Or my mother is trying to force me to make a decision I don't (or don't think I should have to) make:
Background: I am currently living at home (in Massachusetts) with my mother, brother, and there are two cars in the household. My car which was brought with my college funds, (but my mother is currently helping me maintain until I get a job), and my mom's car. My brother doesn't have a car, and relies on my mother for rides or borrowing her car. He isn't aloud to touch my car because we have had issues in the past. The three most prominent of which are leaving an illegal drug in a car we once shared that I was driving at the time, recently taking my car without asking (it was I woke up to discover my car wasn't in the driveway situation), and I don't like his driving. He has an app on his phone that tracks police cars and he spends more time paying attention to that than actually driving.

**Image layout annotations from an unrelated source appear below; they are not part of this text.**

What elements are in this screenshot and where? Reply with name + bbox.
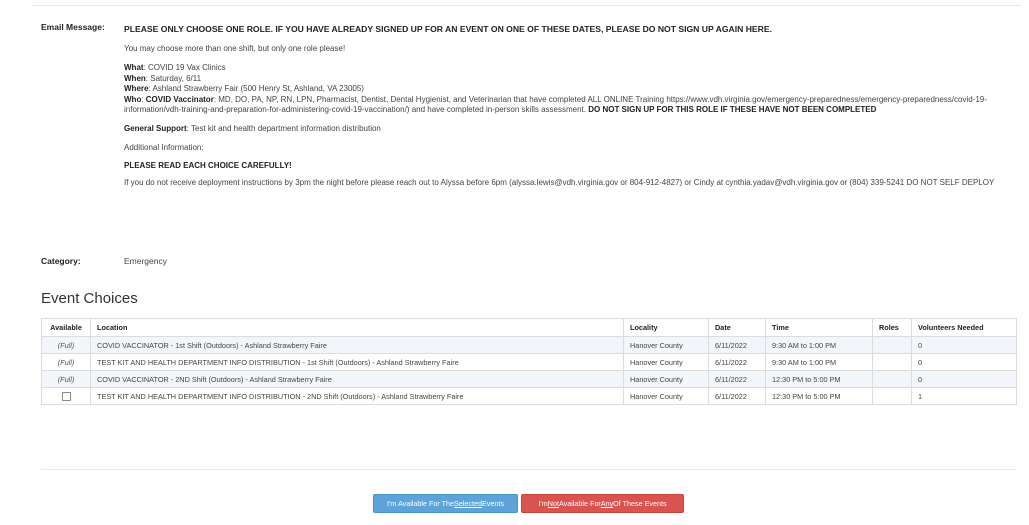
availability-status: (Full) [41, 353, 91, 371]
volunteers-needed-cell: 1 [911, 387, 1017, 405]
availability-status: (Full) [41, 370, 91, 388]
not-available-text-mid: Available For [558, 499, 601, 508]
roles-cell [872, 336, 912, 354]
location-cell: COVID VACCINATOR - 2ND Shift (Outdoors) … [90, 370, 624, 388]
location-cell: TEST KIT AND HEALTH DEPARTMENT INFO DIST… [90, 353, 624, 371]
not-available-text: I'm [538, 499, 548, 508]
volunteers-needed-cell: 0 [911, 370, 1017, 388]
email-message-body: PLEASE ONLY CHOOSE ONE ROLE. IF YOU HAVE… [124, 24, 1019, 189]
select-event-checkbox[interactable] [61, 391, 71, 401]
availability-status: (Full) [41, 336, 91, 354]
date-cell: 6/11/2022 [708, 336, 766, 354]
support-label: General Support [124, 123, 187, 133]
available-button-text: I'm Available For The [387, 499, 455, 508]
not-available-text-end: Of These Events [613, 499, 667, 508]
locality-cell: Hanover County [623, 336, 709, 354]
email-message-label: Email Message: [41, 22, 105, 32]
availability-cell [41, 387, 91, 405]
top-divider [32, 5, 1021, 6]
col-locality[interactable]: Locality [623, 318, 709, 337]
table-header-row: Available Location Locality Date Time Ro… [41, 318, 1017, 337]
email-note: You may choose more than one shift, but … [124, 43, 346, 53]
deployment-instructions: If you do not receive deployment instruc… [124, 178, 995, 187]
locality-cell: Hanover County [623, 387, 709, 405]
roles-cell [872, 353, 912, 371]
category-label: Category: [41, 256, 81, 266]
where-value: : Ashland Strawberry Fair (500 Henry St,… [148, 84, 364, 93]
read-carefully: PLEASE READ EACH CHOICE CAREFULLY! [124, 160, 292, 170]
when-line: When: Saturday, 6/11 [124, 74, 1019, 85]
available-button-text-end: Events [482, 499, 504, 508]
location-cell: TEST KIT AND HEALTH DEPARTMENT INFO DIST… [90, 387, 624, 405]
event-choices-title: Event Choices [41, 290, 138, 307]
who-label: Who [124, 94, 142, 104]
category-value: Emergency [124, 256, 167, 266]
event-choices-table: Available Location Locality Date Time Ro… [41, 318, 1017, 405]
what-line: What: COVID 19 Vax Clinics [124, 63, 1019, 74]
col-volunteers-needed[interactable]: Volunteers Needed [911, 318, 1017, 337]
when-label: When [124, 73, 146, 83]
time-cell: 12:30 PM to 5:00 PM [765, 370, 873, 388]
when-value: : Saturday, 6/11 [145, 73, 202, 83]
who-line: Who: COVID Vaccinator: MD, DO, PA, NP, R… [124, 95, 1019, 116]
where-line: Where: Ashland Strawberry Fair (500 Henr… [124, 84, 1019, 95]
col-roles[interactable]: Roles [872, 318, 912, 337]
locality-cell: Hanover County [623, 370, 709, 388]
footer-divider [41, 469, 1017, 470]
col-date[interactable]: Date [708, 318, 766, 337]
time-cell: 12:30 PM to 5:00 PM [765, 387, 873, 405]
where-label: Where [124, 84, 149, 93]
time-cell: 9:30 AM to 1:00 PM [765, 353, 873, 371]
date-cell: 6/11/2022 [708, 353, 766, 371]
location-cell: COVID VACCINATOR - 1st Shift (Outdoors) … [90, 336, 624, 354]
available-selected-events-button[interactable]: I'm Available For The Selected Events [373, 494, 518, 513]
col-location[interactable]: Location [90, 318, 624, 337]
any-underlined: Any [600, 499, 614, 508]
what-label: What [124, 63, 144, 72]
table-row: (Full) TEST KIT AND HEALTH DEPARTMENT IN… [41, 353, 1017, 371]
time-cell: 9:30 AM to 1:00 PM [765, 336, 873, 354]
date-cell: 6/11/2022 [708, 370, 766, 388]
vaccinator-label: COVID Vaccinator [145, 94, 214, 104]
volunteers-needed-cell: 0 [911, 336, 1017, 354]
date-cell: 6/11/2022 [708, 387, 766, 405]
support-line: General Support: Test kit and health dep… [124, 124, 1019, 135]
roles-cell [872, 370, 912, 388]
not-available-button[interactable]: I'm Not Available For Any Of These Event… [521, 494, 684, 513]
email-headline: PLEASE ONLY CHOOSE ONE ROLE. IF YOU HAVE… [124, 24, 772, 34]
col-time[interactable]: Time [765, 318, 873, 337]
table-row: (Full) COVID VACCINATOR - 2ND Shift (Out… [41, 370, 1017, 388]
table-row: TEST KIT AND HEALTH DEPARTMENT INFO DIST… [41, 387, 1017, 405]
table-row: (Full) COVID VACCINATOR - 1st Shift (Out… [41, 336, 1017, 354]
support-value: : Test kit and health department informa… [186, 123, 381, 133]
what-value: : COVID 19 Vax Clinics [143, 63, 226, 72]
col-available[interactable]: Available [41, 318, 91, 337]
not-available-underlined: Not [547, 499, 559, 508]
available-button-underlined: Selected [454, 499, 483, 508]
locality-cell: Hanover County [623, 353, 709, 371]
vaccinator-warning: DO NOT SIGN UP FOR THIS ROLE IF THESE HA… [588, 105, 877, 114]
roles-cell [872, 387, 912, 405]
additional-info: Additional Information: [124, 143, 204, 152]
volunteers-needed-cell: 0 [911, 353, 1017, 371]
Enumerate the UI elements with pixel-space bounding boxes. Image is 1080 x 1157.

My aunt invited me and my mom to her house on Cape Cod next weekend. A Saturday to Sunday trip. My mom wants me to leave my car home alone with my brother. Normally that would be fine if I got along with him, but he also goes into Boston every Friday to spend the weekend with his girlfriend. He is always driven and doesn't come home until later afternoon or even during the evening on Sunday. I don't want to even give him the option of borrowing my car because of his history and his regular schedule. Normally he wouldn't need it. If I give him the option he will take it because he is just that kind of person. For some reason my mom is trying to force me to make a decision. Either let my brother borrow my car or don't go down to the Cape for the weekend. I really want to go, but I just can't trust him. Any suggestions on ways I can convey to my mom she is putting unfair pressure on me. If my brother was going to be stuck out in the suburbs without a car then I would say yes he can borrow it. He is not though, and I don't want to give him the option of borrowing it either.